Racial classifications have changed historically, further indicating that racial categories are a political and social invention rather than biologically based. For instance, Irish Americans always have been phenotypically white but were not always considered “racially” white (Ignatiev 1995). In the mid-1800s, Irish Americans were considered more akin to African Americans than to free whites. African Americans were even referred to as “smoked Irish.” Only after Irish Americans took jobs that distinguished them from African Americans, endorsed slavery (despite Irish leaders’ condemnation of the practice), and joined the dominant white voting blocs did they become accepted as “whites.” Chinese Americans in Mississippi in the late 1800s also shifted their informal racial status from black to white (Loewen 1971). They became small-business owners and gradually associated more with whites rather than blacks, allowing them to be perceived by others as nonblacks and so closer to whites. More recently, in the 1970s, Indian Americans petitioned to have their race changed in the US Census from white to Asian American (Das Gupta 2006). They believed that their racialized experiences best resembled that of other Asian Americans, and there were economic and political gains in being designated a racial minority, such as more attractive small-business loans. Across these changes, however, the centrality and taken-for-granted normalcy of whites are not questioned.

If we take a comparative perspective and examine how racial categories are assigned in countries beyond the United States, it becomes even clearer how race is socially constructed.

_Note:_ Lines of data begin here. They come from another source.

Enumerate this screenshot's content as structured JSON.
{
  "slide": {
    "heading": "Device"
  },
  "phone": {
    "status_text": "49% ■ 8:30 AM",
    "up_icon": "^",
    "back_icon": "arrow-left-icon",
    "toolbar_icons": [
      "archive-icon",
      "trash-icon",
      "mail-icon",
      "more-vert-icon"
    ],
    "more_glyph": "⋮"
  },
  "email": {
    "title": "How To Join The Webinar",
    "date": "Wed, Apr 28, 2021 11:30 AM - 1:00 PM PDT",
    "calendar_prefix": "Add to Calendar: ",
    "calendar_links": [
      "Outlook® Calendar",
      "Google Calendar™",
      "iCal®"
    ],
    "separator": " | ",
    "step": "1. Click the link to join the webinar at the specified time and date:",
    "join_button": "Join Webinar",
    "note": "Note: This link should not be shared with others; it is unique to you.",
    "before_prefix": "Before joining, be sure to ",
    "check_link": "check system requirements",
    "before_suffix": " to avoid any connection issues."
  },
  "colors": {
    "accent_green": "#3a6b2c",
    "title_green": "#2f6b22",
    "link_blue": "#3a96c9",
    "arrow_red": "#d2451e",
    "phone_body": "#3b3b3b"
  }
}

People who may appear to share the same phenotypic features and might be categorized in a similar way in the United States (say, as “black”) in a country like Brazil may actually be divided into different categories (Telles 2004).

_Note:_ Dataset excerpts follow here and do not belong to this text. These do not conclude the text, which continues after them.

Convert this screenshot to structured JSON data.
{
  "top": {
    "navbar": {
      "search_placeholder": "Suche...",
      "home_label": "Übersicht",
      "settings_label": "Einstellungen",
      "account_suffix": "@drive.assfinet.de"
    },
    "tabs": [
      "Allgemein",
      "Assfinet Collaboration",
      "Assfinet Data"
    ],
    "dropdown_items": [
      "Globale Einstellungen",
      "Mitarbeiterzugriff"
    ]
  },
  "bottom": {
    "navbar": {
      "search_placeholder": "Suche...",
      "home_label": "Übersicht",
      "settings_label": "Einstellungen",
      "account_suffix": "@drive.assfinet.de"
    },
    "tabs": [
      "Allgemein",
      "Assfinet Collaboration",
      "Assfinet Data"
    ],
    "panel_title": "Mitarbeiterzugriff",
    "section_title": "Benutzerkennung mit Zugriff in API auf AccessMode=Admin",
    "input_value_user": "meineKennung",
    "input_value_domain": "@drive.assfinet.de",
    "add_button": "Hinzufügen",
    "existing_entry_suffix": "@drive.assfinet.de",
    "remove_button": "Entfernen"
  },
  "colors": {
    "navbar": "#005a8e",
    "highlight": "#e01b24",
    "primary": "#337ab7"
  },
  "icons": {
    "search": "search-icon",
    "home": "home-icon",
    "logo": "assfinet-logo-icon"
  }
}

Online resource: For a discussion of how racial categories have changed in the US Census and how US racial categorization compares with racial categorization in Brazil, see https://www.psychologytoday.com/us/blog/looking-in-the-cultural-mirror/201112/what-does-the-brazilian-census-tell-us-about-race

Race is a politically created concept. Racial categories are externally imposed, and groups must navigate within and between them. Groups with greater power over social discourse, media, and the economy assign the racial categories of a society, and minorities attempt to jockey for position within those options. Members of the same race may have nothing in common except for a shared phenotype (and, even then, those phenotypes are not actually identical). This process of being externally assigned a racial group is an example of racial formation.